We’ve been working on a pitch for something seekrit. Besides ██████████████ ██████████████, we also made some diagrams describing the system using graphviz. Seems worth blogging about, so here goes.
But first, a dev update! Besides quite a lot of devops work on CouchDB and our conductor integration (delayed by the events of the last few weeks), we’ve been:
🎉 We just got authentication working on the compiled iPad app! (Still quite a lot of testing to do, but this was a problem that has plagued us for months.)
Whacking through bugs;
Testing branching logic (the ability to control field and view visibility conditional on prior values);
Working on improvements to form-relationship navigation (to make both parent-child and linking relationships more usable); and
Doing quite a lot of work on the UI.
We’ve also redoubled efforts for iOS integration. We have … 6… weeks left until feature freeze1.
Data Collection Workflow Discussion
As a preface, these diagrams are Graphviz specified diagrams produced by the Sketchviz online service and saved as github gists. We live in a strange world. (The ‘sketchy’ line-rendering is a function of a svg transform of the sketchviz app-presentation.)

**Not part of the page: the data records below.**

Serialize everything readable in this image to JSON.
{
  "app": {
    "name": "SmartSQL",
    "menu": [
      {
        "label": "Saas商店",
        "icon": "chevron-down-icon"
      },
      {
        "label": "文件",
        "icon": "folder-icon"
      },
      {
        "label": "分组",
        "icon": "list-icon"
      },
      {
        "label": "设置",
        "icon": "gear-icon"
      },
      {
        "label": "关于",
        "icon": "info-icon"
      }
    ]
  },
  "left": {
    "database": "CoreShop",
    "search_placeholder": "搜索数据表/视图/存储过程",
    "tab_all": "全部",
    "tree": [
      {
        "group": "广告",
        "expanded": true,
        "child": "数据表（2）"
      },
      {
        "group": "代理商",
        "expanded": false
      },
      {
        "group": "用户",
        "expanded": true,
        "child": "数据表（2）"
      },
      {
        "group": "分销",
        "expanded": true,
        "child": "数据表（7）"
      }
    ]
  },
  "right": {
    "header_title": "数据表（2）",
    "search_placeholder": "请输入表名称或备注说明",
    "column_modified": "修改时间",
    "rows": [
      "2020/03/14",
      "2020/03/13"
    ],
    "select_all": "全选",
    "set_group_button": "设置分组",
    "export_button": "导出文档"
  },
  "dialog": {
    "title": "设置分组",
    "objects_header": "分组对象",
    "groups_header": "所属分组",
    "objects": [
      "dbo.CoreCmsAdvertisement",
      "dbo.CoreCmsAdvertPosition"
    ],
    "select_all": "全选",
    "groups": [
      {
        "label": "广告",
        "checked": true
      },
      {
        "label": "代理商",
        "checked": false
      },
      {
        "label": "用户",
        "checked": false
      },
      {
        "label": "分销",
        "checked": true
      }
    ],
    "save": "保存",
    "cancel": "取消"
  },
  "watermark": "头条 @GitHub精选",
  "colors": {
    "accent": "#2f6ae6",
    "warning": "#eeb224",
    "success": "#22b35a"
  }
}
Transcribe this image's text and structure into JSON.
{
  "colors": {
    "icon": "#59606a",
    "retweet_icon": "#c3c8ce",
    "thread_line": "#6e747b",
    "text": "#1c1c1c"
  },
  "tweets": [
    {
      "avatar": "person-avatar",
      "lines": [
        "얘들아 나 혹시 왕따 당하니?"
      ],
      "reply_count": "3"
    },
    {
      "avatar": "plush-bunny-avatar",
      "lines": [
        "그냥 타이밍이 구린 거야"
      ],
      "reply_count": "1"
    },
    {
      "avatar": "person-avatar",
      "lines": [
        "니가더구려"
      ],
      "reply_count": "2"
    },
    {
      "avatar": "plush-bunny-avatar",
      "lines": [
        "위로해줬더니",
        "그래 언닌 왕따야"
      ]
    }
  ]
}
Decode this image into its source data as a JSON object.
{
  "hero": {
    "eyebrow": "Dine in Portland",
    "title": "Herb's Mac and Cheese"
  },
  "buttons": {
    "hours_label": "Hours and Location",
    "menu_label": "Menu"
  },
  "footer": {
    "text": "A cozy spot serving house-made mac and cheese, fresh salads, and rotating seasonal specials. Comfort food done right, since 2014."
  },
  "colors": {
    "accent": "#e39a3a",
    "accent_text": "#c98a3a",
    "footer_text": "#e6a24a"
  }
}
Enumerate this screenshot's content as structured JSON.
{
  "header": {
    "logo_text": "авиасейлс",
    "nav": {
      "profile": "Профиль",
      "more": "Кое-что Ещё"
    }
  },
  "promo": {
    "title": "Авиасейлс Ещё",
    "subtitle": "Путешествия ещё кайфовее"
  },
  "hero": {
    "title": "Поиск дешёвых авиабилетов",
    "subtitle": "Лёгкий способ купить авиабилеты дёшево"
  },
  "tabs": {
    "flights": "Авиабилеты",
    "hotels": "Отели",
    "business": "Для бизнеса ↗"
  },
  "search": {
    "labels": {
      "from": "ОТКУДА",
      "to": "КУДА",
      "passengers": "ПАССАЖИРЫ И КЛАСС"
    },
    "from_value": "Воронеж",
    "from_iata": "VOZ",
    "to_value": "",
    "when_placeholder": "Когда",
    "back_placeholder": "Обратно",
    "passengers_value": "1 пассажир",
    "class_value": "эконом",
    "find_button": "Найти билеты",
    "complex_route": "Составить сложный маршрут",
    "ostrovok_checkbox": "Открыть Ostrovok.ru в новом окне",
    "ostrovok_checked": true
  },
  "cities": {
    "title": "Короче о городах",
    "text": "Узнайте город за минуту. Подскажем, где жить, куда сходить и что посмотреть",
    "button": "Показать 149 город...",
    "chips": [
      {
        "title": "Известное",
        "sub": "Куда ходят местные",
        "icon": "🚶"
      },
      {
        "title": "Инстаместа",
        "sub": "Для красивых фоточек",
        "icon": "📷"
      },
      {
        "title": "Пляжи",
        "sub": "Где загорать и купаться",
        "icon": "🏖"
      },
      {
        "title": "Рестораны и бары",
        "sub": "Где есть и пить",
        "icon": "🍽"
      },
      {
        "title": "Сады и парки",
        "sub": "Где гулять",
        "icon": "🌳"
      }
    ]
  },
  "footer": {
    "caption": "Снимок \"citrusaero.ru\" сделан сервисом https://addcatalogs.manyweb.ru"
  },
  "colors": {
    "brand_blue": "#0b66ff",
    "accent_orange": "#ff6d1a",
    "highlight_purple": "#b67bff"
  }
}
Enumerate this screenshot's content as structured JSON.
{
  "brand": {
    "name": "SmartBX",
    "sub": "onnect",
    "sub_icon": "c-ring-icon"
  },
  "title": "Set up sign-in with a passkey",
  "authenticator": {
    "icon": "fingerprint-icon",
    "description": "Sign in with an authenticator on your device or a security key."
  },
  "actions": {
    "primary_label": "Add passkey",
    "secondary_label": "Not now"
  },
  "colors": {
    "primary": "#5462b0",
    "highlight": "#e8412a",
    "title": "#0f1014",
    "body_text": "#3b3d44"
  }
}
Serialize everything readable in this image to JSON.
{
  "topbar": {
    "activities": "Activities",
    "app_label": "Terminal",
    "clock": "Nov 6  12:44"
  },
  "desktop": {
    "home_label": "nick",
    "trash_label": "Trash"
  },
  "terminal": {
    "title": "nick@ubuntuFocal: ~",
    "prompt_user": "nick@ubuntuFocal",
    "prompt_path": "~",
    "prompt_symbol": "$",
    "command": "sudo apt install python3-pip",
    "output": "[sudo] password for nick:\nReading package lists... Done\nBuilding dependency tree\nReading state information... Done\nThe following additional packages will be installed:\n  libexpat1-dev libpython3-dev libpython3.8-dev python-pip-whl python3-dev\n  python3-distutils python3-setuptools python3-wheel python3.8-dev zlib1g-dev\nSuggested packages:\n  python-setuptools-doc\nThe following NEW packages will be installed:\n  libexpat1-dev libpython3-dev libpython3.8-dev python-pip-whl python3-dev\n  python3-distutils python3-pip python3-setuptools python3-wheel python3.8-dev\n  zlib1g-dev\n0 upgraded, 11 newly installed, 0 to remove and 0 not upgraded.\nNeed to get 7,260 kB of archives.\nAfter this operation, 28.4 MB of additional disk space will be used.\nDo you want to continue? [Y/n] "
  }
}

Fieldmark starts with workflows, preferably established ones. One thing we’ve noticed is that more data and more useful data is produced from a project that knows what it wants. A theoretical form, or one copied from a standard template, is seldom used in its entirety, and often omits important (meta)data, which accumulates as implicit knowledge. The complexity of implementing unused fields is wasted, while ‘missing’ fields degrade data.
The field director (or delegated person) makes the notebook specification. One branch, planning, makes the workflow to suit the data needed. We don’t support multi-person notebook editing at present, so one and only one person should be responsible for the notebook design. This limitation will change in the future.
We then deploy the notebook on appropriate servers. This process is, at present, entirely manual and mediated by Brian. We look forward to automating this in the next 6 weeks.
At the same time, the team should prepare to record data. The team can deploy Fieldmark onto several devices through various channels: Android, web, and iOS2. As they are deploying devices, the team should also be registering and communicating their usernames to (again) Brian. This process of adding users to a notebook is also something we plan to automate really soon now.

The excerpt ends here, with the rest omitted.